I cleared my throat. “Um, so you guys are meeting me towards the end of my time here. It’s been a really long road to get where I am today.” I regretted the cliché, but continued.
“My eating disorder started this past semester in school. It escalated gradually but one day I woke up and knew I had a problem. I basically just crawled to the end of the school year and then my parents shuttled me into treatment. I’ve been here for seven weeks…” Pause for emphasis. Whenever new patients join us in the partial hospitalization program, we run through our story’s highlight reel. I knew exactly what they were thinking because when faced with veteran patients seven weeks ago, I thought it myself. ‘God, what a mess she is. I’ll never be in for that long—four weeks tops. Five if I’m feeling indulgent.’
“And like I said, it’s been a long and hard process. But I’m stepping down at the end of this week to intensive outpatient. I don’t feel anywhere near recovered, but I’m optimistic.” And with a stiff smile, I bowed my head in acquiescence of the next speaker.
I caught about half of what the girl next to me was saying as my attention drifted through the memories of this place. There were times when my mind was breaking and the only intelligible thought was ‘I want to give up.’ But there were other moments, marked by laughter and warmth when I was inspired to keep going. The following anecdotes came to me as I was reflecting on the end of seven weeks. Like every second of recovery, there’s an equal number of tragedies and triumphs.
3 times I wanted to give up
- ‘You are going to bloat in recovery.’ We all read it, hear it, say it to each other but somehow we think we will be the exception. So all of us are caught off guard as we clutch our swollen stomachs and move with an agonizing fullness. It is day 4 of partial hospitalization and I’m lying in bed on the verge of bursting. The pressure leaks into my chest and it’s hard to breathe. I’m crying and thinking ‘I didn’t sign up for this.’ I drink peppermint tea, the spicy oil catches on my lips and contort into digestive yoga positions. It’s not worth it.
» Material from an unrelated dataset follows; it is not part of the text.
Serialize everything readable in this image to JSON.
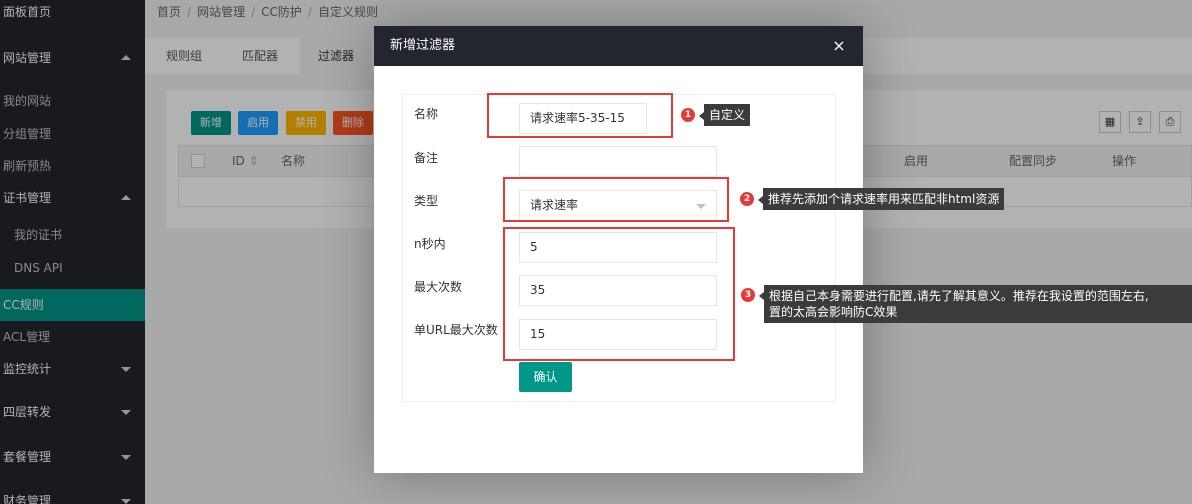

- I cover the mirrors but my hands compulsively slide along my ribs and thighs, checking for bones and empty spaces. I can’t help it. At night I’m alone with the eating disorder and it whispers that my self-worth is my thigh gap, my small wrists, my gaping collarbones. It is week 3 and I start to see these all disappear. I imagine every bite of food trickling as fat onto my body. I desperately want to restrict. I hide in loose sweatpants and baggy t-shirts and turn my music extra loud to drown out the eating disorder thoughts. I miss my anorexia.
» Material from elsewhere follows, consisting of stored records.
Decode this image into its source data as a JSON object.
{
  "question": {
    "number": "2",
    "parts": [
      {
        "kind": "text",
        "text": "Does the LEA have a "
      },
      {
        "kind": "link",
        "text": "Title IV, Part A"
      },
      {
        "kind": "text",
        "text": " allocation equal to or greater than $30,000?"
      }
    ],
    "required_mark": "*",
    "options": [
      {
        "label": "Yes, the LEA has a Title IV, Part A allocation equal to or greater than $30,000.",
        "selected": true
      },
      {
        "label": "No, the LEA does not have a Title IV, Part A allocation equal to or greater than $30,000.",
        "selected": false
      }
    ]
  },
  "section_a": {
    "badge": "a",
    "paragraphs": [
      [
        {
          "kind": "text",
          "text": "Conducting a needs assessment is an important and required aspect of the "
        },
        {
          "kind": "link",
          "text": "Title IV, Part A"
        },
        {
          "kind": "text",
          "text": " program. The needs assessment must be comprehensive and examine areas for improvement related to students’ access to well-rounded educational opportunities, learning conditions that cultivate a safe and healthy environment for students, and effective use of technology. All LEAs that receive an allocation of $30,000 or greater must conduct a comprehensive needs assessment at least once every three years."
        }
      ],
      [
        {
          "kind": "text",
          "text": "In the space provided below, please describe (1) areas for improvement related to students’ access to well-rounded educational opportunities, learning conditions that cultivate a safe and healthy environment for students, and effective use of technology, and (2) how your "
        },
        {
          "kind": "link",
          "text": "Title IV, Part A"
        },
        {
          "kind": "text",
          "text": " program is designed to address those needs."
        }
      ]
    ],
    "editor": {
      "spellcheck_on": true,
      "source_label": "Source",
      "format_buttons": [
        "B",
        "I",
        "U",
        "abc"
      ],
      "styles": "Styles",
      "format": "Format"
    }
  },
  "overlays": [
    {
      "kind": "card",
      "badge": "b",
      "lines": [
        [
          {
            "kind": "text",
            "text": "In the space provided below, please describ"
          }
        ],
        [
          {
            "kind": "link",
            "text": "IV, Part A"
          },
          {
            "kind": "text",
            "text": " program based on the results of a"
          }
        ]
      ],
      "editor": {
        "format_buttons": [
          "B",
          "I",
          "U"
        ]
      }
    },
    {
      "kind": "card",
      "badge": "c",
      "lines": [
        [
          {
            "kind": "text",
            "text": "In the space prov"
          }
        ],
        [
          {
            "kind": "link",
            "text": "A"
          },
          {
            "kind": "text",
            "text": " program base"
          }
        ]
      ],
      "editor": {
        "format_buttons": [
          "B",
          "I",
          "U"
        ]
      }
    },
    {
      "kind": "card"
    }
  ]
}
- ‘I’m tired of sharing and I don’t want to be here.’ It is week 6 and I’ve reached my limit. Therapists have picked scabs and dove deep into my mind. I’m meant to sit with a roaring discomfort and feel. I’ll tell you what I feel. I’m numb and exhausted and I can’t keep talking about anger and disgust and depression.
I realize then that the eating disorder shielded me from all of this. I didn’t feel anything as I took a bite of an apple and called it lunch.
3 times I wanted to keep going
- I thought I got away with it. At the first three doctor’s appointments, they asked me if my hair had started falling out. I smiled and said no, collecting strands in my hand and tugging as a demonstration. “We must have caught it early enough I guess!” Then one day in the shower I pulled out a tendril. From then on wads of it fell out each day, tickling my back and arms on the way to the ground. It is week 4 and I start seeing bald spots. I twisted what remained into a braid and thought I’m eating for my hair, for my heart, for my body.
- “I can see a big change in you,” my dad said at dinner one weekend. “You’ve got your sense of humor back, you’re livelier.” It is week 5 and I start to notice what I’ve been missing. What is this strange sensation filling my body? I’m buzzing with light and warmth. Oh, my god, it dawns on me, it’s energy. A completely foreign feeling that swells my chest and pushes me forward. My eyes are wider, my brain is sharper and I can take deep breaths for the first time in forever.
- Present day and it’s the morning. I wake up and I choose. I think, this is difficult but it’s worth it. I’m worth it. Some days it’s easier and some days it seems impossible, with the fat between my thighs burning and my stomach clenching shut. But every day I choose because I never want to defer my exams again, I never want to sway with dizziness as I walk with friends, I never want to be paralyzed by a deep sadness, I never want to see my sisters’ faces as they look at my frail body. I choose because it’s true—I’m worth it, and you are too.